ジイドを苦悶で満たして止まなかったものは、女性のある形態の光景、彼女のヴェールが落ちて、唯一ブラックホール un trou noir のみを見させる光景の顕現である。あるいは彼が触ると指のあいだから砂のように滑り落ちるものである。(ラカン, Jeunesse de Gide ou la lettre et le désir , Écrits, 1966)

結局、「原抑圧の享楽」、あるいは「サントームの享楽」とは、大他者(その代表的なものは母なる大他者)との融合欲動にかかわるとわたくしは考える。それは母なる大地との融合(つまり死)欲動と捉えてもよい。

エロスは接触 Berührung を求める。エロスは、自我と愛する対象との融合 Vereinigung をもとめ、両者のあいだの間隙 Raumgrenzen を廃棄(止揚Aufhebung)しようとする。(フロイト『制止、症状、不安』1926年)

だが真に融合してしまえば死が訪れる。ゆえに引力にたいする斥力が生まれる。

大他者の享楽 jouissance de l'Autre について、だれもがどれほど不可能なものか知っている。そして、フロイトが提起した神話、すなわちエロスのことだが、これはひとつになる faire Un という神話だろう。…だがどうあっても、二つの身体 deux corps がひとつになりっこない ne peuvent en faire qu'Un、どんなにお互いの身体を絡ませても。

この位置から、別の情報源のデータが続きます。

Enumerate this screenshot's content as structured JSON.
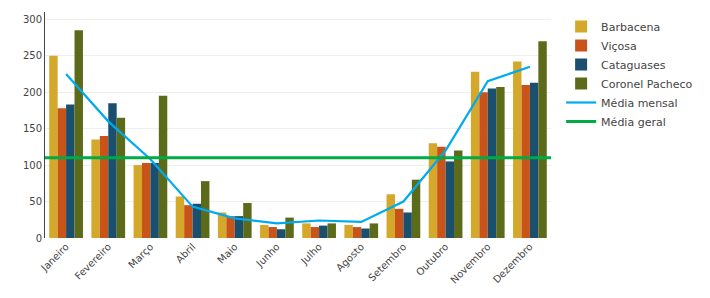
{
  "chart_data": {
    "type": "bar",
    "categories": [
      "Janeiro",
      "Fevereiro",
      "Março",
      "Abril",
      "Maio",
      "Junho",
      "Julho",
      "Agosto",
      "Setembro",
      "Outubro",
      "Novembro",
      "Dezembro"
    ],
    "series": [
      {
        "name": "Barbacena",
        "type": "bar",
        "color": "#D4A82A",
        "values": [
          250,
          135,
          100,
          57,
          35,
          18,
          20,
          18,
          60,
          130,
          228,
          242
        ]
      },
      {
        "name": "Viçosa",
        "type": "bar",
        "color": "#C9541A",
        "values": [
          178,
          140,
          103,
          45,
          30,
          15,
          15,
          15,
          40,
          125,
          200,
          210
        ]
      },
      {
        "name": "Cataguases",
        "type": "bar",
        "color": "#1A4F6E",
        "values": [
          183,
          185,
          103,
          47,
          30,
          12,
          17,
          13,
          35,
          105,
          205,
          213
        ]
      },
      {
        "name": "Coronel Pacheco",
        "type": "bar",
        "color": "#5C6B1A",
        "values": [
          285,
          165,
          195,
          78,
          48,
          28,
          20,
          20,
          80,
          120,
          207,
          270
        ]
      },
      {
        "name": "Média mensal",
        "type": "line",
        "color": "#00AAEE",
        "values": [
          225,
          160,
          108,
          43,
          27,
          20,
          24,
          22,
          50,
          120,
          215,
          235
        ]
      },
      {
        "name": "Média geral",
        "type": "hline",
        "color": "#00AA44",
        "value": 110
      }
    ],
    "ylim": [
      0,
      310
    ],
    "yticks": [
      0,
      50,
      100,
      150,
      200,
      250,
      300
    ],
    "grid": true,
    "legend": "right"
  }
}
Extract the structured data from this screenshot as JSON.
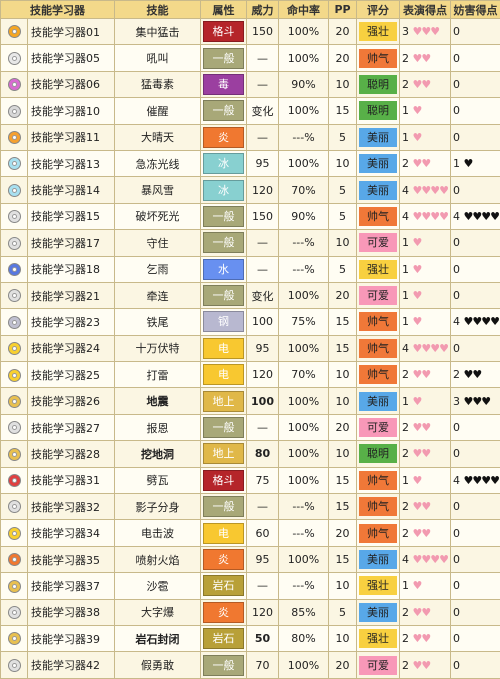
{
  "headers": [
    "技能学习器",
    "技能",
    "属性",
    "威力",
    "命中率",
    "PP",
    "评分",
    "表演得点",
    "妨害得点"
  ],
  "type_colors": {
    "格斗": "#b5252a",
    "一般": "#a8a878",
    "毒": "#9b3fa0",
    "炎": "#f07830",
    "冰": "#88d0d0",
    "水": "#6890f0",
    "钢": "#b8b8d0",
    "电": "#f8c830",
    "地上": "#e0b848",
    "岩石": "#b8a038"
  },
  "category_colors": {
    "强壮": "#f8d040",
    "帅气": "#f07838",
    "聪明": "#58b048",
    "美丽": "#58a8e8",
    "可爱": "#f898b8"
  },
  "disc_colors": [
    "#f5a623",
    "#e8e8e8",
    "#d86bd0",
    "#d8d8d8",
    "#f5a030",
    "#a8e0f0",
    "#a8e0f0",
    "#e0e0e0",
    "#e0e0e0",
    "#5878e0",
    "#e0e0e0",
    "#c0c0d0",
    "#f8d030",
    "#f8d030",
    "#e8c050",
    "#e0e0e0",
    "#e8c050",
    "#e04040",
    "#e0e0e0",
    "#f8d030",
    "#f07830",
    "#e8c050",
    "#e0e0e0",
    "#e8c050",
    "#e0e0e0"
  ],
  "rows": [
    {
      "item": "技能学习器01",
      "move": "集中猛击",
      "type": "格斗",
      "power": "150",
      "acc": "100%",
      "pp": "20",
      "cat": "强壮",
      "show": "3",
      "show_hearts": "♥♥♥",
      "jam": "0",
      "jam_hearts": ""
    },
    {
      "item": "技能学习器05",
      "move": "吼叫",
      "type": "一般",
      "power": "—",
      "acc": "100%",
      "pp": "20",
      "cat": "帅气",
      "show": "2",
      "show_hearts": "♥♥",
      "jam": "0",
      "jam_hearts": ""
    },
    {
      "item": "技能学习器06",
      "move": "猛毒素",
      "type": "毒",
      "power": "—",
      "acc": "90%",
      "pp": "10",
      "cat": "聪明",
      "show": "2",
      "show_hearts": "♥♥",
      "jam": "0",
      "jam_hearts": ""
    },
    {
      "item": "技能学习器10",
      "move": "催醒",
      "type": "一般",
      "power": "变化",
      "acc": "100%",
      "pp": "15",
      "cat": "聪明",
      "show": "1",
      "show_hearts": "♥",
      "jam": "0",
      "jam_hearts": ""
    },
    {
      "item": "技能学习器11",
      "move": "大晴天",
      "type": "炎",
      "power": "—",
      "acc": "---%",
      "pp": "5",
      "cat": "美丽",
      "show": "1",
      "show_hearts": "♥",
      "jam": "0",
      "jam_hearts": ""
    },
    {
      "item": "技能学习器13",
      "move": "急冻光线",
      "type": "冰",
      "power": "95",
      "acc": "100%",
      "pp": "10",
      "cat": "美丽",
      "show": "2",
      "show_hearts": "♥♥",
      "jam": "1",
      "jam_hearts": "♥"
    },
    {
      "item": "技能学习器14",
      "move": "暴风雪",
      "type": "冰",
      "power": "120",
      "acc": "70%",
      "pp": "5",
      "cat": "美丽",
      "show": "4",
      "show_hearts": "♥♥♥♥",
      "jam": "0",
      "jam_hearts": ""
    },
    {
      "item": "技能学习器15",
      "move": "破坏死光",
      "type": "一般",
      "power": "150",
      "acc": "90%",
      "pp": "5",
      "cat": "帅气",
      "show": "4",
      "show_hearts": "♥♥♥♥",
      "jam": "4",
      "jam_hearts": "♥♥♥♥"
    },
    {
      "item": "技能学习器17",
      "move": "守住",
      "type": "一般",
      "power": "—",
      "acc": "---%",
      "pp": "10",
      "cat": "可爱",
      "show": "1",
      "show_hearts": "♥",
      "jam": "0",
      "jam_hearts": ""
    },
    {
      "item": "技能学习器18",
      "move": "乞雨",
      "type": "水",
      "power": "—",
      "acc": "---%",
      "pp": "5",
      "cat": "强壮",
      "show": "1",
      "show_hearts": "♥",
      "jam": "0",
      "jam_hearts": ""
    },
    {
      "item": "技能学习器21",
      "move": "牵连",
      "type": "一般",
      "power": "变化",
      "acc": "100%",
      "pp": "20",
      "cat": "可爱",
      "show": "1",
      "show_hearts": "♥",
      "jam": "0",
      "jam_hearts": ""
    },
    {
      "item": "技能学习器23",
      "move": "铁尾",
      "type": "钢",
      "power": "100",
      "acc": "75%",
      "pp": "15",
      "cat": "帅气",
      "show": "1",
      "show_hearts": "♥",
      "jam": "4",
      "jam_hearts": "♥♥♥♥"
    },
    {
      "item": "技能学习器24",
      "move": "十万伏特",
      "type": "电",
      "power": "95",
      "acc": "100%",
      "pp": "15",
      "cat": "帅气",
      "show": "4",
      "show_hearts": "♥♥♥♥",
      "jam": "0",
      "jam_hearts": ""
    },
    {
      "item": "技能学习器25",
      "move": "打雷",
      "type": "电",
      "power": "120",
      "acc": "70%",
      "pp": "10",
      "cat": "帅气",
      "show": "2",
      "show_hearts": "♥♥",
      "jam": "2",
      "jam_hearts": "♥♥"
    },
    {
      "item": "技能学习器26",
      "move": "地震",
      "type": "地上",
      "power": "100",
      "acc": "100%",
      "pp": "10",
      "cat": "美丽",
      "show": "1",
      "show_hearts": "♥",
      "jam": "3",
      "jam_hearts": "♥♥♥",
      "bold": true
    },
    {
      "item": "技能学习器27",
      "move": "报恩",
      "type": "一般",
      "power": "—",
      "acc": "100%",
      "pp": "20",
      "cat": "可爱",
      "show": "2",
      "show_hearts": "♥♥",
      "jam": "0",
      "jam_hearts": ""
    },
    {
      "item": "技能学习器28",
      "move": "挖地洞",
      "type": "地上",
      "power": "80",
      "acc": "100%",
      "pp": "10",
      "cat": "聪明",
      "show": "2",
      "show_hearts": "♥♥",
      "jam": "0",
      "jam_hearts": "",
      "bold": true
    },
    {
      "item": "技能学习器31",
      "move": "劈瓦",
      "type": "格斗",
      "power": "75",
      "acc": "100%",
      "pp": "15",
      "cat": "帅气",
      "show": "1",
      "show_hearts": "♥",
      "jam": "4",
      "jam_hearts": "♥♥♥♥"
    },
    {
      "item": "技能学习器32",
      "move": "影子分身",
      "type": "一般",
      "power": "—",
      "acc": "---%",
      "pp": "15",
      "cat": "帅气",
      "show": "2",
      "show_hearts": "♥♥",
      "jam": "0",
      "jam_hearts": ""
    },
    {
      "item": "技能学习器34",
      "move": "电击波",
      "type": "电",
      "power": "60",
      "acc": "---%",
      "pp": "20",
      "cat": "帅气",
      "show": "2",
      "show_hearts": "♥♥",
      "jam": "0",
      "jam_hearts": ""
    },
    {
      "item": "技能学习器35",
      "move": "喷射火焰",
      "type": "炎",
      "power": "95",
      "acc": "100%",
      "pp": "15",
      "cat": "美丽",
      "show": "4",
      "show_hearts": "♥♥♥♥",
      "jam": "0",
      "jam_hearts": ""
    },
    {
      "item": "技能学习器37",
      "move": "沙雹",
      "type": "岩石",
      "power": "—",
      "acc": "---%",
      "pp": "10",
      "cat": "强壮",
      "show": "1",
      "show_hearts": "♥",
      "jam": "0",
      "jam_hearts": ""
    },
    {
      "item": "技能学习器38",
      "move": "大字爆",
      "type": "炎",
      "power": "120",
      "acc": "85%",
      "pp": "5",
      "cat": "美丽",
      "show": "2",
      "show_hearts": "♥♥",
      "jam": "0",
      "jam_hearts": ""
    },
    {
      "item": "技能学习器39",
      "move": "岩石封闭",
      "type": "岩石",
      "power": "50",
      "acc": "80%",
      "pp": "10",
      "cat": "强壮",
      "show": "2",
      "show_hearts": "♥♥",
      "jam": "0",
      "jam_hearts": "",
      "bold": true
    },
    {
      "item": "技能学习器42",
      "move": "假勇敢",
      "type": "一般",
      "power": "70",
      "acc": "100%",
      "pp": "20",
      "cat": "可爱",
      "show": "2",
      "show_hearts": "♥♥",
      "jam": "0",
      "jam_hearts": ""
    }
  ]
}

…ひとつになることがあるとしたら、ひとつという意味が要素 élément、つまり死に属するrelève de la mort ものの意味に繋がるときだけである。(ラカン、三人目の女 La troisième、1er Novembre 1974)

したがって、人は穴のまわりの循環運動の生を送るのである。

我々はあまりにもしばしば混同している、欲動が接近する対象について。この対象は実際は、空洞・空虚の現前 la présence d'un creux, d'un vide 以外の何ものでもない。フロイトが教えてくれたように、この空虚はどんな対象によっても par n'importe quel objet 占められうる occupable。そして我々が唯一知っているこの審級は、喪われた対象a (l'objet perdu (a)) の形態をとる。対象a の起源は口唇欲動 pulsion orale ではない。…「永遠に喪われている対象objet éternellement manquant」の周りを循環する contourner こと自体、それが対象a の起源である。(ラカン、S11, 13 Mai 1964)

無を食べる女たち」で記した女たちは、(象徴界には存在しないが機能する)「無」というブラックホールの引力・エロス欲動の引力に最も過剰に誘引された女たちである(斥力があまり機能しないままの)。